Host a   Briefing. Getting to know the staff in your province and in Ottawa is vital in facilitating ongoing communication with the member of parliament  and impacting policy. Aids  frequently step in to meet with constituents while members are called to vote or attend committee hearings and meetings. Not only are they the member's eyes and ears and help shape how a member votes, but aides often move on to leadership positions themselves. Aides provide a vital link in facilitating ongoing communication with the member of parliament. Take these meetings seriously and communicate your message.
Develop a Key Contact Network.

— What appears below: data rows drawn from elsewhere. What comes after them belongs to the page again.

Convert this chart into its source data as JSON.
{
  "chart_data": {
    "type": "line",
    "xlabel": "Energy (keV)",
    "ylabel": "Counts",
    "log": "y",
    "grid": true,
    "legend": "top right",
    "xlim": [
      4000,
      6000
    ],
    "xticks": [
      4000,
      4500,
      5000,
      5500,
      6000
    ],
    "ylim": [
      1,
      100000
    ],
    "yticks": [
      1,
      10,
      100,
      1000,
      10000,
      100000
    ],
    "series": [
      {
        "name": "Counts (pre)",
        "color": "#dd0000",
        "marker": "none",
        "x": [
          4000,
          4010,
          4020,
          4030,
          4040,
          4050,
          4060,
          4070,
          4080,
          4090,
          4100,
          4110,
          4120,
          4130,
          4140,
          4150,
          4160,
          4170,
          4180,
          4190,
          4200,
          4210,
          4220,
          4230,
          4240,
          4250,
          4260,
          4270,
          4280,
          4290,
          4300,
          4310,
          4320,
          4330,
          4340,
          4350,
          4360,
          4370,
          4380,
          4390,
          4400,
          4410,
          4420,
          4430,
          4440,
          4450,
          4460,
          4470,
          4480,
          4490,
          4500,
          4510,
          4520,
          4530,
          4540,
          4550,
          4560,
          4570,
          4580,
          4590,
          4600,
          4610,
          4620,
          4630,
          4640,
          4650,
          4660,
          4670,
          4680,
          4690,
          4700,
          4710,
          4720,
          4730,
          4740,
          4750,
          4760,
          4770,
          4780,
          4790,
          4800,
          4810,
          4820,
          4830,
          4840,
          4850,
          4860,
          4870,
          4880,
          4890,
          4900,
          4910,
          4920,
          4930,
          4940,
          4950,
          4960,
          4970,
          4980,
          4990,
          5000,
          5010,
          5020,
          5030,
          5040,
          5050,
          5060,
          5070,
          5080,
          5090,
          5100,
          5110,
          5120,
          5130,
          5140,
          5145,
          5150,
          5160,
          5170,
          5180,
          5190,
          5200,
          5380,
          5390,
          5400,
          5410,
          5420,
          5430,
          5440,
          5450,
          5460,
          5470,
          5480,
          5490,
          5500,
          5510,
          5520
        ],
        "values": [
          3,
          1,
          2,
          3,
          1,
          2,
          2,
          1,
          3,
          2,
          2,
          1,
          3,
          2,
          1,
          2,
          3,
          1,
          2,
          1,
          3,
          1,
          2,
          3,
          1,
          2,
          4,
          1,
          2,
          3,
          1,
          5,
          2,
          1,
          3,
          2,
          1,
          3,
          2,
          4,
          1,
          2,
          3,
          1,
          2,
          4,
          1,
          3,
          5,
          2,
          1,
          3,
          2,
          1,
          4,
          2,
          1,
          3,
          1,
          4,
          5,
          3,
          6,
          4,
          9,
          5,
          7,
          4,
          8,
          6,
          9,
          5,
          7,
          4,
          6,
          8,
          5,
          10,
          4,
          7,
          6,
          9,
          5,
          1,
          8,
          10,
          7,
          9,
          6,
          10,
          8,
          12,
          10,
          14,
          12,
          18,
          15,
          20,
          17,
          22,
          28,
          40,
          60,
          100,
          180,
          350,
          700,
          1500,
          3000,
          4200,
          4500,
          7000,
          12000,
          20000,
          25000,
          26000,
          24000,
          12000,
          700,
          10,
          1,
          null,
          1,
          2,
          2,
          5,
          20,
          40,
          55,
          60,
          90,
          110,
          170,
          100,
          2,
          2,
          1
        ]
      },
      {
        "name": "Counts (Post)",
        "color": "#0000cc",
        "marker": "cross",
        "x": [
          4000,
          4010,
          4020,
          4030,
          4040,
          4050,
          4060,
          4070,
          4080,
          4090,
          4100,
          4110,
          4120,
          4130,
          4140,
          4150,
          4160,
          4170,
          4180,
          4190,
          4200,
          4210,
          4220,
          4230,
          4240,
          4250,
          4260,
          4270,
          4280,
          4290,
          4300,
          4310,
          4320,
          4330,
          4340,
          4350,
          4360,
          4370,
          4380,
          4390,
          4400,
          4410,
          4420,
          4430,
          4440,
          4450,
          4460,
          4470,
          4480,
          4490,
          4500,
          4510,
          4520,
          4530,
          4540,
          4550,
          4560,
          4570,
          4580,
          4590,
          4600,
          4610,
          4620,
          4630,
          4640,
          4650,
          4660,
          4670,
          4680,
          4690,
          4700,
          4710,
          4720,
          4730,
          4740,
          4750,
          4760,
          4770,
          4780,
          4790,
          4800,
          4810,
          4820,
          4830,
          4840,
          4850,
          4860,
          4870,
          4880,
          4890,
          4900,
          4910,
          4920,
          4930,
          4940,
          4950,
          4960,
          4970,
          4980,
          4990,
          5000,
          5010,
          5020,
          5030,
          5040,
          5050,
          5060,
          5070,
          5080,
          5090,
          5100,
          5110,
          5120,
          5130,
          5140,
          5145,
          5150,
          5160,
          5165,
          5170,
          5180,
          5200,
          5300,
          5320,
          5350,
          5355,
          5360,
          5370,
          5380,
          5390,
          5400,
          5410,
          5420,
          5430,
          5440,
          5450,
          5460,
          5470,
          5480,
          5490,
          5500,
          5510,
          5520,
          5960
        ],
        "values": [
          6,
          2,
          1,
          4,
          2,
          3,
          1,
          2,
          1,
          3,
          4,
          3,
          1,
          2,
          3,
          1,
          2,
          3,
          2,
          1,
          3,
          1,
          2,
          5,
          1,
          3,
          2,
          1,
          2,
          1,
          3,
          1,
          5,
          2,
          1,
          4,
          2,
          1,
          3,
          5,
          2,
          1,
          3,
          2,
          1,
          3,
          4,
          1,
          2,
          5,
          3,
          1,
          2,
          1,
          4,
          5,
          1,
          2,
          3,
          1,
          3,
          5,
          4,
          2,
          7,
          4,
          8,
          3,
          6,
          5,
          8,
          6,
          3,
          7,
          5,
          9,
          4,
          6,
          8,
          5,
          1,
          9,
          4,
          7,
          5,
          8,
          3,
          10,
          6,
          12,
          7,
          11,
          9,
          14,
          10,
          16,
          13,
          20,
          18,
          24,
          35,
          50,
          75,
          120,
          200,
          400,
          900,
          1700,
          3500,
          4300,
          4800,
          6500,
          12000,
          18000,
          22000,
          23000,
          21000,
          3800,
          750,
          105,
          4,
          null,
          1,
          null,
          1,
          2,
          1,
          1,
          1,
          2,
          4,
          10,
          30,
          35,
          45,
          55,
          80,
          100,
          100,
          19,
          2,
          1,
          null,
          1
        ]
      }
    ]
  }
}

Though elected officials value the opinion of community leaders, nothing compares to an individual constituent who can place a personal call to key public officials to say "thank you" or raise concerns.
Develop Contacts with Local Elected Officials and Candidates. The best relationships with officials are those which began in their early careers in state and local offices. Today's candidate for City Council may be tomorrow's Premier. Although these officials and candidates focus on local issues, they can be important voices in support of Arabs in the community and beyond.
Tips For Successful Lobby Meetings
Advance Preparation
Designate one spokesperson for the delegation.
Learn about what the member has done or said on your issues.
At The Meeting
Be brief. Keep your presentation to a minute or two.
Describe local support the measure has received from other coalition allies.
Get to the point and request a specific action of support.
Leave plenty of time to hear out the member about his/her reactions.
If The Member Disagrees . . .
Disagree without being disagreeable. There are other issues on which to find common ground.
Stay focused. If the member disagrees, he/she may try to divert the conversation onto another topic. Be sure to communicate your concerns clearly.
If The Member Agrees . . .
Thank him/her for support and reiterate why the issue is important to constituents. Most letters, calls and e-mails to their offices are negative ญญ which leaves members with the impression that their positive actions go unnoticed.
Let them know who is available as a resource for the member's work on behalf of our issue.
Keep Lines Of Communication Open . . .
Follow up with a note to the member and their aide to reconfirm any commitments made. Continue to correspond with your member. They will always write back.